Então, as condicionantes nada mais são, ou deveriam ser, do que medidas de controle ambiental, relacionadas intimamente aos impactos ambientais negativos, decorrentes exclusivamente da atividade a ser licenciada. Dessa forma, a condicio-
nante deve guardar uma ligação íntima com
o impacto ambiental (efetivo ou potencial) que a atividade desempenha. Deve, ainda, ser proporcional a esse impacto. Toda condicionante deve vir acompanhada de fundamentação técnica, que demonstre os dois elementos acima, uma vez que a administração se submete aos princípios do art. 37, caput, da CR/88.
O empresário ou seu advogado, ao questionar determinada exigência ambiental, deve investigar se estão presentes esses três elementos acima destacados. Por exemplo, a caixa separadora de água e óleo gera efluentes, que podem impactar o meio ambiente. Logo, é razoável exigir o seu monitoramento. A mesma lógica vale para, por exemplo, o teste de estanqueidade, como medida preventiva de detecção de vazamentos.
Situação completamente diferente é pedir para uma empresa que existe há mais de 50 anos no mesmo local e que está em processo de renovação de sua licença de operação que implante rede pública de coleta de esgoto. Detalhe, no local em que a empresa funciona, não existe rede coletora de esgoto e executar essa obra demanda implantar a rede com mais de 2 km de extensão, em terreno público.

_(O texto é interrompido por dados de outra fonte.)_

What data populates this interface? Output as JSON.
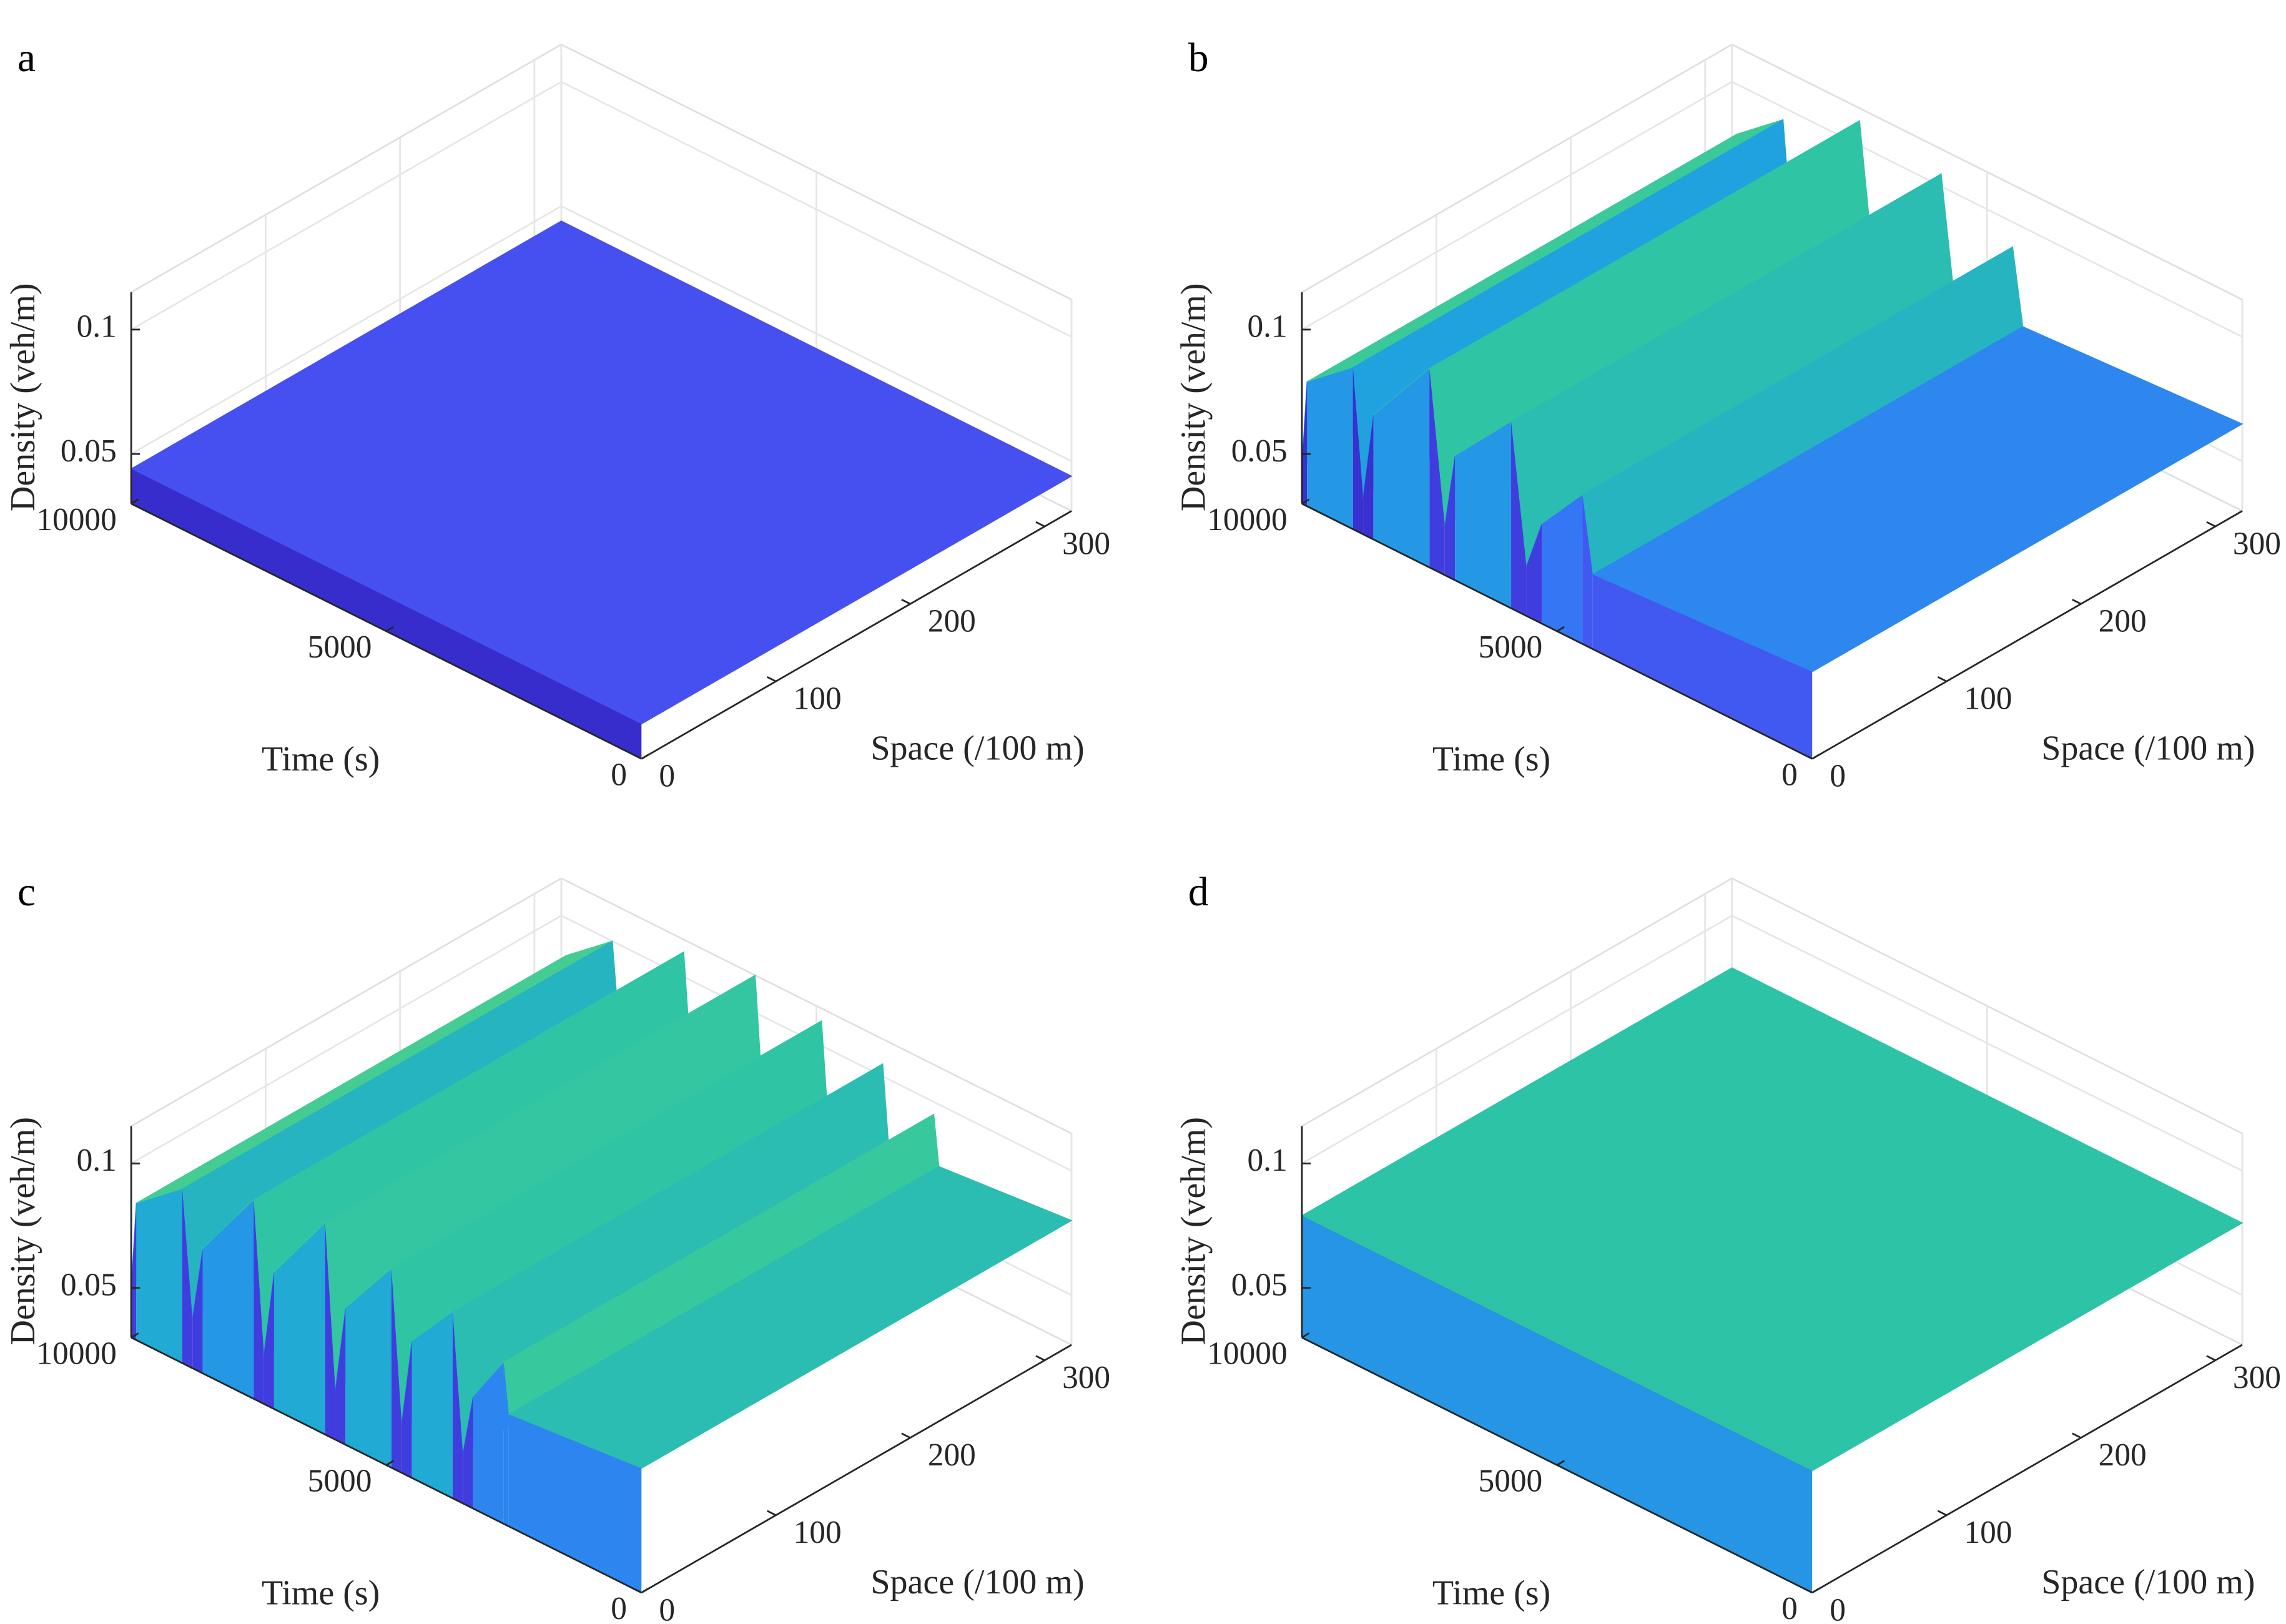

Neste caso particular, o poder público desbordou de sua função, pois, além de ser desproporcional ao impacto, a legislação admite a solução individual de saneamento, conforme preconizado na Lei 11.445/2007, modificada pela Lei 14.026/2020. Em outras palavras, sob o pálio da regularização ambiental de uma única empresa, o poder público está exigindo que o particular execute a rede pública de esgotamento de praticamente um bairro inteiro.
É impressionante a quantidade de exigências ambientais que ultimamente estão sendo postas nos mesmos níveis da situação acima, sem qualquer relação com impactos das atividades normais de um posto revendedor. Não é função do licenciamento ambiental resolver todas as mazelas derivadas da omissão de outras obrigações públicas, tal como reparar passeios, doar placas de trânsito, plantar árvores, apresentar projetos paisagísticos e outras medidas que não se relacionam em nada, nem mesmo indiretamente, com os impactos a serem controlados pelo particular.
E, o empresário, sempre que se deparar com esse tipo de situação, deve fazer essas três perguntas: essa exigência relaciona-se com a minha atividade? É uma exigência proporcional ao impacto causado? E, por fim, o analista ambiental fundamentou essa exigência? São essas as “ferramentas” que podem auxiliar contra as medidas descabidas, que muitas vezes estão inseridas nas licenças ambientais.